É uma das mais celebradas equipes do Universo DC nos cinemas. Reunindo heroínas do núcleo urbano de Gotham, o grupo combate criminosos que escapam da vigilância do próprio Batman. Porém, a formação do time no filme foge dos moldes “clássicos”, já que agora elas são lideradas pela Arlequina, e não pela Batgirl. Porém, o longa reflete na tela os distintos níveis de popularidade das personagens e reinventa a franquia para se adequar ao fenômeno em que a anti-heroína vivida por Margot Robbie se tornou nos últimos anos.

Nos quadrinhos, as Aves de Rapina apareceram apenas em 1996, mas as raízes para a sua criação surgiram em A Piada Mortal, clássica história do Batman publicada no fim da década de 1980. Na HQ, o Coringa decide provar sua teoria de que basta um dia ruim para enlouquecer alguém, e no processo invade a casa do Comissário Gordon, atira em Barbara Gordon, a Batgirl, e deixa a heroína paraplégica.
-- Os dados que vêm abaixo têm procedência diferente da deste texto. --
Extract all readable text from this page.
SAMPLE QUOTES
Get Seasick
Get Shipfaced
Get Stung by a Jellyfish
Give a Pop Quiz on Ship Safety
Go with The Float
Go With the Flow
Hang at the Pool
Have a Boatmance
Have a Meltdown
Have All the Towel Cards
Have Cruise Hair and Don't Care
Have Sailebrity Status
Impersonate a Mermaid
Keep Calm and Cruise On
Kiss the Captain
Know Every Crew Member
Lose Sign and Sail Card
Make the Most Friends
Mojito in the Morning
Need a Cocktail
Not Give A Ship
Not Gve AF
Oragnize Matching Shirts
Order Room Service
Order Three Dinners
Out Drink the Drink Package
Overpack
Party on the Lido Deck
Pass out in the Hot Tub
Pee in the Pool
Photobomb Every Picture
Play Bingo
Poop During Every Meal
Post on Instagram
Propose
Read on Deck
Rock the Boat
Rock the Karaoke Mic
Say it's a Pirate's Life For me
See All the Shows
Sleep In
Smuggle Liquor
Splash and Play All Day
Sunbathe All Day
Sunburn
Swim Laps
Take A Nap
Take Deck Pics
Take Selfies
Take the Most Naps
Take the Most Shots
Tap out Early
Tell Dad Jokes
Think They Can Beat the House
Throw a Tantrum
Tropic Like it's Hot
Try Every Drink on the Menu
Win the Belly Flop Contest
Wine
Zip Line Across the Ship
Originalmente, a história não faria parte da continuidade oficial, mas devido à popularidade entre os fãs, a DC Comics decidiu incluí-la em seu cânone. Como resultado, a personagem praticamente desapareceu dos quadrinhos até ganhar uma nova identidade na HQ do Esquadrão Suicida.

Origem
Apresentada em um episódio da clássica série animada do Batman, a vilã se tornou uma das favoritas do público no decorrer de suas curtas aparições como ajudante e interesse amoroso do Coringa. Ganhando cada vez mais espaço no desenho – a ponto de ser a protagonista de diversos episódios – e fazendo participações em HQs derivadas da animação, a DC Comics encomendou uma história que revelasse a origem da palhaça. Escrita e desenhada por Paul Dini e Bruce Timm, dupla que encabeça a equipe do seriado, a HQ Louco Amor apresentou a trágica jornada da psicóloga Harleen Quinzel, que passou de psicóloga do Palhaço do Crime para sua admiradora e, por fim, amante e aliada. Vencedor do prêmio Eisner, a HQ abriu as portas para a vilã, que no futuro ganharia sua própria revista solo e papel de destaque em Esquadrão Suicida.